Authorities should take into account that pupils' opinions might be affected by a weak grasp of important concepts. In a past consultation, for example, pupils seemed relatively unconcerned about the long bus journeys they would need to take to their new school, but none had experience of regularly travelling any great distance by public transport.
The paper adds that the threat of closure can be "particularly distressing" in rural areas, where losing a school may change the community's way of life.
Sandy Longmuir, chair of the Scottish Rural Schools Network, who was on the panel that approved the paper, expressed concern that councils might still ride roughshod over its advice.

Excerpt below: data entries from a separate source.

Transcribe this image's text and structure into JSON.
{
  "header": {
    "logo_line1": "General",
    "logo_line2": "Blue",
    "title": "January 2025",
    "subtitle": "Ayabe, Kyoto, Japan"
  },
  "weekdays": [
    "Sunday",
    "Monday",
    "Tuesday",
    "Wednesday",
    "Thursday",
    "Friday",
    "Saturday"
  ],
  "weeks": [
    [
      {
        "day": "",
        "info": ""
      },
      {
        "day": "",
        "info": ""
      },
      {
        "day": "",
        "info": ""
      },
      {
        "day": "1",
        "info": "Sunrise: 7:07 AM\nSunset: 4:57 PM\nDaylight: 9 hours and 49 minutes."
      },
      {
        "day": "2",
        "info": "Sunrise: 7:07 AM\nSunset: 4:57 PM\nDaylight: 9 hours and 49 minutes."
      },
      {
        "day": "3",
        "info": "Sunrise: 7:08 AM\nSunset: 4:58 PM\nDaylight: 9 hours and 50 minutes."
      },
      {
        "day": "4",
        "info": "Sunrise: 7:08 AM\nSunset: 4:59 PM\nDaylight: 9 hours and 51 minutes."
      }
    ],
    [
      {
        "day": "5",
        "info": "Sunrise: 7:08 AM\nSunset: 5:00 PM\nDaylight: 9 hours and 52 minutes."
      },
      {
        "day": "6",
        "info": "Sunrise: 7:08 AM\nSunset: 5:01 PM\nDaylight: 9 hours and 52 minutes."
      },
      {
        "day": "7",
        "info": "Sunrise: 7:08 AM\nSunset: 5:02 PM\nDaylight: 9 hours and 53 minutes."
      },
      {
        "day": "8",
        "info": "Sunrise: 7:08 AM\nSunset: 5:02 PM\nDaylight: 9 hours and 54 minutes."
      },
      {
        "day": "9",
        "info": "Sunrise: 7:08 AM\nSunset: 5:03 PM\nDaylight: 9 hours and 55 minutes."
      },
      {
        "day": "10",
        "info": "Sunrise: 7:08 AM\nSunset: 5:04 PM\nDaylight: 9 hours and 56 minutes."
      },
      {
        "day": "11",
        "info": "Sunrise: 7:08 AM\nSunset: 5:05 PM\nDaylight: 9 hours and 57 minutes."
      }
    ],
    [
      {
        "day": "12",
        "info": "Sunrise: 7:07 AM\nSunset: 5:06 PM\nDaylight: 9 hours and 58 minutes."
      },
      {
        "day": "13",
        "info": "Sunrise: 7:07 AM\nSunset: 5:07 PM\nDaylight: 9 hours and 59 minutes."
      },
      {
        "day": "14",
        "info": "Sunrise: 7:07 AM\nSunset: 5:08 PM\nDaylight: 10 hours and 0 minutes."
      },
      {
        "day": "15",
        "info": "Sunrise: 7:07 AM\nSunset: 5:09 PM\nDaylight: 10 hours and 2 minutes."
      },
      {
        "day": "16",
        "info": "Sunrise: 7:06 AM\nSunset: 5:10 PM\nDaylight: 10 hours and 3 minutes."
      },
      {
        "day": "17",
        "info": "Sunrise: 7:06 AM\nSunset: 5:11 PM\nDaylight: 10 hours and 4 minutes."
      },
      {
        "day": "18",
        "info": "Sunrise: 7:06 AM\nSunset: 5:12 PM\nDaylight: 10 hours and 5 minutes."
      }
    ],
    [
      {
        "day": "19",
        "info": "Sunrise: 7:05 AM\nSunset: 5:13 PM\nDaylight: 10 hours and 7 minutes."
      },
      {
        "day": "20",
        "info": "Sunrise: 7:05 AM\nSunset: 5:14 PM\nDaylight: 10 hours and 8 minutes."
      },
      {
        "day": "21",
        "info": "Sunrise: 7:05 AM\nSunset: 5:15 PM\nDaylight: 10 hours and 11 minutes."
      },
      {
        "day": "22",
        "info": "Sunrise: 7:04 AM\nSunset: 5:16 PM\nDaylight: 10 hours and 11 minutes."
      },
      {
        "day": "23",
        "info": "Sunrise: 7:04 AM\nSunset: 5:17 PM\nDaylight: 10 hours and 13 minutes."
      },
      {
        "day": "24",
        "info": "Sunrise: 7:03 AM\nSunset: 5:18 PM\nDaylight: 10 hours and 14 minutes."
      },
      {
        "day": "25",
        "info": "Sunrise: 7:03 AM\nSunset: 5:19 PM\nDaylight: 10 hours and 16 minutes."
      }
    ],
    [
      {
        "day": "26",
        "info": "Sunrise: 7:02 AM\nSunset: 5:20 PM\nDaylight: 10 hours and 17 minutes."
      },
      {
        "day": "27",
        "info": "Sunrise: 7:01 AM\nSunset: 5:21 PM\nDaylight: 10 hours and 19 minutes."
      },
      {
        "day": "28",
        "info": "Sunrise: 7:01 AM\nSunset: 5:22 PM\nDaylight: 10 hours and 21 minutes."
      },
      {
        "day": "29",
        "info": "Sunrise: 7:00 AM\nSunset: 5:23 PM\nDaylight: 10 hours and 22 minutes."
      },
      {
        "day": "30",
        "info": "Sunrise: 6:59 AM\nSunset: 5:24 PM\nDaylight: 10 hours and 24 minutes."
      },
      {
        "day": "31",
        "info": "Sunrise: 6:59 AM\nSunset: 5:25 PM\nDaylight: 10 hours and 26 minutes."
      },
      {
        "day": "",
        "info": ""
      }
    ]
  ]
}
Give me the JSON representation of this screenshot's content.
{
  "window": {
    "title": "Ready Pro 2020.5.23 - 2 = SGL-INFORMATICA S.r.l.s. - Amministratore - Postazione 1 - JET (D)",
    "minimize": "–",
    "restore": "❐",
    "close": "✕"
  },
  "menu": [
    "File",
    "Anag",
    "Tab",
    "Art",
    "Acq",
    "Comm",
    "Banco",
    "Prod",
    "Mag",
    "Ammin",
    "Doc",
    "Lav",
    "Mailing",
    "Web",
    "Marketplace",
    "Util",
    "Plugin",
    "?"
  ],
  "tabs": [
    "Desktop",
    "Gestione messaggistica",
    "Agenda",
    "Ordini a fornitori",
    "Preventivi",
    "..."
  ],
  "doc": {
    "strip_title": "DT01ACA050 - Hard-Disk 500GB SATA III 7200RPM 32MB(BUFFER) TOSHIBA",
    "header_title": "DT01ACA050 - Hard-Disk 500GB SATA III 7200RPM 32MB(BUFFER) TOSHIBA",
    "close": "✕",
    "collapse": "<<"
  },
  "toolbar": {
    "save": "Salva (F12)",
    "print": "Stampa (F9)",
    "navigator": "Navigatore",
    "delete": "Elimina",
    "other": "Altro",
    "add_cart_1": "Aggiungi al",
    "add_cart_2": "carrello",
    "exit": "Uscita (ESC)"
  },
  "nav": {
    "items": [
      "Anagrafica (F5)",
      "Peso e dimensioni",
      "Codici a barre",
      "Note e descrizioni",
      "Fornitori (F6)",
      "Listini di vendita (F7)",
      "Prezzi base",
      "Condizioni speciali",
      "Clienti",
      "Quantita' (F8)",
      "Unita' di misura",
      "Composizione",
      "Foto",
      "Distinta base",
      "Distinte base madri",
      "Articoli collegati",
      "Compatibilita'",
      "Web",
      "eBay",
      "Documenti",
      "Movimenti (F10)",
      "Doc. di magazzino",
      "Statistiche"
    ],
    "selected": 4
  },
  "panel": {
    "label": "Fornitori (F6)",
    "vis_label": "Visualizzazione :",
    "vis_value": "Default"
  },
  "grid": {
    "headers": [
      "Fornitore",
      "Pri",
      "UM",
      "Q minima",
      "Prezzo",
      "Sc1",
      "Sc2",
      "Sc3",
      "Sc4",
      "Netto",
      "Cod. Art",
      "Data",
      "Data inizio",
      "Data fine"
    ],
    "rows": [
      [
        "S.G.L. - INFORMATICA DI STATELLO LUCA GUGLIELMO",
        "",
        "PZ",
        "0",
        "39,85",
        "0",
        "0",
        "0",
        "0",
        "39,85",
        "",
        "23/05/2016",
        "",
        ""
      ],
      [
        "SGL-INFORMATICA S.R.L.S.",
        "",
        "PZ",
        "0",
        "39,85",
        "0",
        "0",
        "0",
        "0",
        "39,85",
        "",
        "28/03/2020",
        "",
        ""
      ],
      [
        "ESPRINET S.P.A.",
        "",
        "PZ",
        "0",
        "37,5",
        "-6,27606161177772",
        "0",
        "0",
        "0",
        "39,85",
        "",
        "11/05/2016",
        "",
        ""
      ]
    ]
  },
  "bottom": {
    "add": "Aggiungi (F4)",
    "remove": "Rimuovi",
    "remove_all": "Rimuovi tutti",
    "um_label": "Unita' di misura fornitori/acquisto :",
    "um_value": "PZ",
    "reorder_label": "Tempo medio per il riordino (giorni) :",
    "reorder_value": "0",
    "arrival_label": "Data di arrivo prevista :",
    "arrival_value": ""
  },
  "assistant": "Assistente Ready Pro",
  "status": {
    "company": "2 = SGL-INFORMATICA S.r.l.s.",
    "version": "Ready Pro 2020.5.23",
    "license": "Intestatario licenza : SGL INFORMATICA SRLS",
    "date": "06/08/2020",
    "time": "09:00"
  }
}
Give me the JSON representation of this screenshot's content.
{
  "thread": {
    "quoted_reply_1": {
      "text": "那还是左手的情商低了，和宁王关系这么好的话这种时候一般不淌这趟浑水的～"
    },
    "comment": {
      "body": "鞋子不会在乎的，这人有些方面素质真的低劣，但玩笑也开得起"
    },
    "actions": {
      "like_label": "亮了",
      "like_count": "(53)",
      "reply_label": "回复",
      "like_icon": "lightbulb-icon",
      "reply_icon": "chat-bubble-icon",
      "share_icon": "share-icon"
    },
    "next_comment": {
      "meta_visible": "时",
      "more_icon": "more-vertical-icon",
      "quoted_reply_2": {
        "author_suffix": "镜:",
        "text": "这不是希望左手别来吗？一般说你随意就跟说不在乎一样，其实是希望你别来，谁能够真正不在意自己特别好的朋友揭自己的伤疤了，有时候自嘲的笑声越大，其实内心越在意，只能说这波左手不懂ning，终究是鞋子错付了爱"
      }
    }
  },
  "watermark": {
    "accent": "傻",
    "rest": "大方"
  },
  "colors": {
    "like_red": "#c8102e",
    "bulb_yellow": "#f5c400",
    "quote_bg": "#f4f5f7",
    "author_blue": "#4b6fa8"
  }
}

He pointed to a controversial six-week consultation on the closure of Crossroads Primary in East Ayrshire, which finished this week. Although it complied with the new act's requirement to consult children, Mr Longmuir argued that the consultation disregarded the advice endorsed by the commissioner.
It was carried out by East Ayrshire Council, for example, rather than an independent person, and Mr Longmuir claimed that children's views had been canvassed during "20 minutes of circle time".
But Graham Short, executive director of educational and social services at East Ayrshire, said the council had shown "due regard" to the guidance.
Officials had consulted in settings with which children were comfortable, such as circle time, but had also invited written and emailed responses, he added. And pupils would be given feedback on the consultation, as recommended in the new guidance.